In fact, the LED lamp is one of the best examples that PJT’s techno-optimistic faith—rooted in a misunderstanding of Malthus and Ricardo—is a total dead end. (Another could be electric cars: Norway proudly boasts near-total EV adoption—and how do they achieve that? By pumping and selling more oil than ever from the North Sea.)
Technological progress is not the key to growth because we’ve already hit hard limits in many areas—lighting included. A standard bulb: about 10–15 lm/W luminous efficacy, meaning 1 watt gives 10–15 lumens. Halogen: 15–20 lm/W. Fluorescent: 80–90 lm/W. A cheap LED: 50–150 lm/W. Notice: the hyped LEDs aren’t much better than fluorescents—just far more resource- and energy-intensive to make (rare earth metals, anyone?). True, fluorescents contain mercury—hence the phase-out—but that’s only an issue because, in half a century, we proved incapable of recycling them instead of tossing them everywhere. So what do we expect?

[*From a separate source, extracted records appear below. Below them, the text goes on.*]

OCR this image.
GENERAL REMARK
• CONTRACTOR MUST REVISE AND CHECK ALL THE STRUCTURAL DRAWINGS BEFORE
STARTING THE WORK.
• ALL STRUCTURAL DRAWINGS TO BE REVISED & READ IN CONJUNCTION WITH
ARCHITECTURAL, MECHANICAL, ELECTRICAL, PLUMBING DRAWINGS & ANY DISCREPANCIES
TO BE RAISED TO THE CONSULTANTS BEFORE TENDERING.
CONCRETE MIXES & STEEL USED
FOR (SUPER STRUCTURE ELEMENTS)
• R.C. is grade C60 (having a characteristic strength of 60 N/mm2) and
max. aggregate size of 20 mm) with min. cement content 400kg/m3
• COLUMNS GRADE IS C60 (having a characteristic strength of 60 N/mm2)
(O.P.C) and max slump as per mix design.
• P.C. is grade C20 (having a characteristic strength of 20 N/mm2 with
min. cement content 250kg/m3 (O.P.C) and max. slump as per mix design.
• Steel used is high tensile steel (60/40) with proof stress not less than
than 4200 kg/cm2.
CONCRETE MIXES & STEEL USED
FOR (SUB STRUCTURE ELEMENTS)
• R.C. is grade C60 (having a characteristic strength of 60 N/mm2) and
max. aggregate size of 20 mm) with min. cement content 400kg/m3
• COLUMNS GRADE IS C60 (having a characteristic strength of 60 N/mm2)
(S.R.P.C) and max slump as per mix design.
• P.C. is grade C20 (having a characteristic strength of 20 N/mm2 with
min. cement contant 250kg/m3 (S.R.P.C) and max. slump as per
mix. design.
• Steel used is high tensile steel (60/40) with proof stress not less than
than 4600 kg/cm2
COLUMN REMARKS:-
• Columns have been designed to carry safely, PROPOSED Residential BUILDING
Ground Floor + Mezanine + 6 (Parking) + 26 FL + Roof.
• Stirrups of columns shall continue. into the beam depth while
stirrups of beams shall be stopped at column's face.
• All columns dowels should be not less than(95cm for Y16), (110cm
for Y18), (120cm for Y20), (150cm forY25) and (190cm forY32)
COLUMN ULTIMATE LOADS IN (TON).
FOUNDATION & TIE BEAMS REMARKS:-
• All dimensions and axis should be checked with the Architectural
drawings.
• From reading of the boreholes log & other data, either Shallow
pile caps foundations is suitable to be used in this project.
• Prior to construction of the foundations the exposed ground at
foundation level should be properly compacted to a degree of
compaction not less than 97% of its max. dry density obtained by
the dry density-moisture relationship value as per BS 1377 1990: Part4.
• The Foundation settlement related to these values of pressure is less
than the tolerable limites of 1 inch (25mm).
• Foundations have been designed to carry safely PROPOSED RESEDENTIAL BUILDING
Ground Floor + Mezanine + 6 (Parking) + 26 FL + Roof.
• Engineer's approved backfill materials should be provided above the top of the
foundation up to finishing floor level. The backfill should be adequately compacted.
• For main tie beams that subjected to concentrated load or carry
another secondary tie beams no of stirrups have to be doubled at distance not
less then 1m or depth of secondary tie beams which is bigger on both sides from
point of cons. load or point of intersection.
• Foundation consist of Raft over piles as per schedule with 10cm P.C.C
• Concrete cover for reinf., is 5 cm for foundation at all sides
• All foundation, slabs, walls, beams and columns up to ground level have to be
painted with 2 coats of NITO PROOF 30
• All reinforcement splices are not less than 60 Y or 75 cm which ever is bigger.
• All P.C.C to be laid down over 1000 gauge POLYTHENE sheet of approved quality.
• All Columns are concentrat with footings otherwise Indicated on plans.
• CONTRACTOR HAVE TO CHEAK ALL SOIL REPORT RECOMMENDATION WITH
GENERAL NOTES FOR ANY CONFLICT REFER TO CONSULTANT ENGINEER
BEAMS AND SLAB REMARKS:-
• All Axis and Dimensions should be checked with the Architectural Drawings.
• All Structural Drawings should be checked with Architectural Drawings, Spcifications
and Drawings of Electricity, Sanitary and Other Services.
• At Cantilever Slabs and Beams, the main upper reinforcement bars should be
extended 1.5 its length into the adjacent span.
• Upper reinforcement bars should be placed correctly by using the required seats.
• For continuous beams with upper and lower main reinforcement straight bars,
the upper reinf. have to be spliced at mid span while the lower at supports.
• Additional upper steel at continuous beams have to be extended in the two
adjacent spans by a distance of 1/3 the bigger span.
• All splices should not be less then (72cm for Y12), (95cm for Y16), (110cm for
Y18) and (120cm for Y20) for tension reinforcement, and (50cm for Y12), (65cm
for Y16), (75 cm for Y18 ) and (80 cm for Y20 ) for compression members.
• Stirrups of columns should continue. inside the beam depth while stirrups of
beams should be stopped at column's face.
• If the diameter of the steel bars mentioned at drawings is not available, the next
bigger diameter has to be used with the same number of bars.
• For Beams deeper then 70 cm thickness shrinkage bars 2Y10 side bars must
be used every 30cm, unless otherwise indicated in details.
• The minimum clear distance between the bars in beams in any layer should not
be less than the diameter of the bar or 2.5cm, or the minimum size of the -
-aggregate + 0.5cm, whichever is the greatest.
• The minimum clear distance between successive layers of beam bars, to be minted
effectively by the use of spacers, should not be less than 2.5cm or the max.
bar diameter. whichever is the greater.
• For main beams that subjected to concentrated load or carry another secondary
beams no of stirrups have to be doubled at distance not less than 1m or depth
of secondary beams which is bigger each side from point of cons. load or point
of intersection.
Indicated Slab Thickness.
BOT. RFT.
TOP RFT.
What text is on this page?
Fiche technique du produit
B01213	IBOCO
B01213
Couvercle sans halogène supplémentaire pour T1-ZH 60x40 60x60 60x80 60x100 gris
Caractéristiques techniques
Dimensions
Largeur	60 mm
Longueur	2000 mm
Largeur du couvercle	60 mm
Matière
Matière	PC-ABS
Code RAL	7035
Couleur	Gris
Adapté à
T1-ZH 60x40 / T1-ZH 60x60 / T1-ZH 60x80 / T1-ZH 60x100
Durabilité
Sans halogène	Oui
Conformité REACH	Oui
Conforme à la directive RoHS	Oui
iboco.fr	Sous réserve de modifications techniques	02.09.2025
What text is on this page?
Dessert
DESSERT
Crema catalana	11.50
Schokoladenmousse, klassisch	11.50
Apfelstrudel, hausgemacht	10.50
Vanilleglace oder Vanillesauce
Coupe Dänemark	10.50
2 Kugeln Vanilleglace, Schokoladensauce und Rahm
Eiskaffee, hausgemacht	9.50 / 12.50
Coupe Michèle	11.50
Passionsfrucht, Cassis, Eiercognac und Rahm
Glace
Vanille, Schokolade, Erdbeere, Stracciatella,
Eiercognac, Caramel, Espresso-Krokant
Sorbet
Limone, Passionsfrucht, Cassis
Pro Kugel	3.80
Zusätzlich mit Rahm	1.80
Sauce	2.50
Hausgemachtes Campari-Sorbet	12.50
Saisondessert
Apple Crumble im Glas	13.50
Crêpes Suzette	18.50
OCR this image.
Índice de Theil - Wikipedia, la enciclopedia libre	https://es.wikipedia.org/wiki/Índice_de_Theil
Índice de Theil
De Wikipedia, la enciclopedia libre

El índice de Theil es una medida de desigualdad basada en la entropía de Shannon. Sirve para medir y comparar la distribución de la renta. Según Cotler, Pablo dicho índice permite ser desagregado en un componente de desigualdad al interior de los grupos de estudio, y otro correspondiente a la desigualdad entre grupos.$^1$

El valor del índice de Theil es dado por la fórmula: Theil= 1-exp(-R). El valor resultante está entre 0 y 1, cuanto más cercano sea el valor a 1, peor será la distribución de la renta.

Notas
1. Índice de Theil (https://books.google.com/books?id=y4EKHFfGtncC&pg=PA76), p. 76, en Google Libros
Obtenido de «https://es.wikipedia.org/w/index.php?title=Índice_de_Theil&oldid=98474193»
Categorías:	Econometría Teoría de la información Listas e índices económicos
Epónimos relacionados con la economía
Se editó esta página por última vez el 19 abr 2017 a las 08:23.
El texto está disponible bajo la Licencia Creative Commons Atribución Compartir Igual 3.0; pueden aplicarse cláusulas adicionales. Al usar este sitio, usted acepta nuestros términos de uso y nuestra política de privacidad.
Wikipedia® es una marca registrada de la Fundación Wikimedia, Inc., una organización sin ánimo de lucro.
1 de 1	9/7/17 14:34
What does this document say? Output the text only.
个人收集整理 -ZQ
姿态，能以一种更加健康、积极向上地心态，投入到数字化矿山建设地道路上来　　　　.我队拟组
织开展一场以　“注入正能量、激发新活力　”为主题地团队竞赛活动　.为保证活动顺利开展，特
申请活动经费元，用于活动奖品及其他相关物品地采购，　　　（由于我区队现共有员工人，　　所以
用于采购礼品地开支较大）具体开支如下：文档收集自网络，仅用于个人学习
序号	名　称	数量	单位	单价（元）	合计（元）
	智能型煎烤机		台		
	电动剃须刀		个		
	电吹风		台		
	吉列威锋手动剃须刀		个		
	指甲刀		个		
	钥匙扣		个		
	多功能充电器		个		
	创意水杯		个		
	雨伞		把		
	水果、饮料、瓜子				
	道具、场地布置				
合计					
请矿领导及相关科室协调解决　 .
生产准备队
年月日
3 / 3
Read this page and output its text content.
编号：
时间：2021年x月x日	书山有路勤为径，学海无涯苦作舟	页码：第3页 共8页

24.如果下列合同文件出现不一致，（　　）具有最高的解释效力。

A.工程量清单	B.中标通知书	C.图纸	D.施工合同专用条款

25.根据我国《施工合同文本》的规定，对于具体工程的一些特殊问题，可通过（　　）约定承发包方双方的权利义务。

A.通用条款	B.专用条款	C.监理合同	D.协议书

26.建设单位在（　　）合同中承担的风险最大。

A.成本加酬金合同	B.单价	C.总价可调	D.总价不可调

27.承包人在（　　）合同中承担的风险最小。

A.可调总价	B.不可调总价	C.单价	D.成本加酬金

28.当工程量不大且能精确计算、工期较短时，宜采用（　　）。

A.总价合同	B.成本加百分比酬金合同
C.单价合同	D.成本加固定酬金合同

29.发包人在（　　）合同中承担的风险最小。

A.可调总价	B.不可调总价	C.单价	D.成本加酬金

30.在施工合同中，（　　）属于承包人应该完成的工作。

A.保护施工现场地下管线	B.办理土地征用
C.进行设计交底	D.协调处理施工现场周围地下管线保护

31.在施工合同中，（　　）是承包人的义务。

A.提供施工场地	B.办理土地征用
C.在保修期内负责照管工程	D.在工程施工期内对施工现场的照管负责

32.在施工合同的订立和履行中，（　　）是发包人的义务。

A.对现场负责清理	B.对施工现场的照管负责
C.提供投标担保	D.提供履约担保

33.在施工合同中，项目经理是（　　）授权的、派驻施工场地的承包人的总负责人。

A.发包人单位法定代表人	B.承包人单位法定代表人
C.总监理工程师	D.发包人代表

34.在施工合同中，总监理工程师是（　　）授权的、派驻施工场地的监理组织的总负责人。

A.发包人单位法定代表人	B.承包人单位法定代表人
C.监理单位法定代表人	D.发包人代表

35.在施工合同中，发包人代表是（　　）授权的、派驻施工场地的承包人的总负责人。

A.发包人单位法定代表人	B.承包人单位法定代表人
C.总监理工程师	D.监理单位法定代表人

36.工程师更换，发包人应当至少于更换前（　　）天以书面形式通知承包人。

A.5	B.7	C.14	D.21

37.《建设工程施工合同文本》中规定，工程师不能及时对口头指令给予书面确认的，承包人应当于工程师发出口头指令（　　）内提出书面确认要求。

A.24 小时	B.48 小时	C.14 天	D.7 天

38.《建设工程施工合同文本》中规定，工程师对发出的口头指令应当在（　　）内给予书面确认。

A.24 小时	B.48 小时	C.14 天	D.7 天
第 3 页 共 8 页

Fact: top commercial LEDs can do 150–220 lm/W, and labs have hit 250–300 lm/W—but here’s the hard physical limit: even at 100% efficiency, white light can’t exceed ~380–400 lm/W. A rock-solid constraint based on the physics of vision. Sure, if you accept everything looking like moonlight, you can hit 1700 lm/W—but good luck living like that.
Until the 19th century, humanity went to bed at night because it was dark. Artificial light extended our daily cycle into the night, and factory/office lighting detached us from seasonal rhythms. That, of course, has harmful mental and physical health effects—but who cares about natural laws, right? Instead of wise adaptation, we burn ever more energy to do ever bigger nonsense.
Anyway, I’m off to change that damn lamp—because we might die tomorrow, but we need light tonight. PJT can stick sustainable development—and his midterms—where the sun doesn’t shine!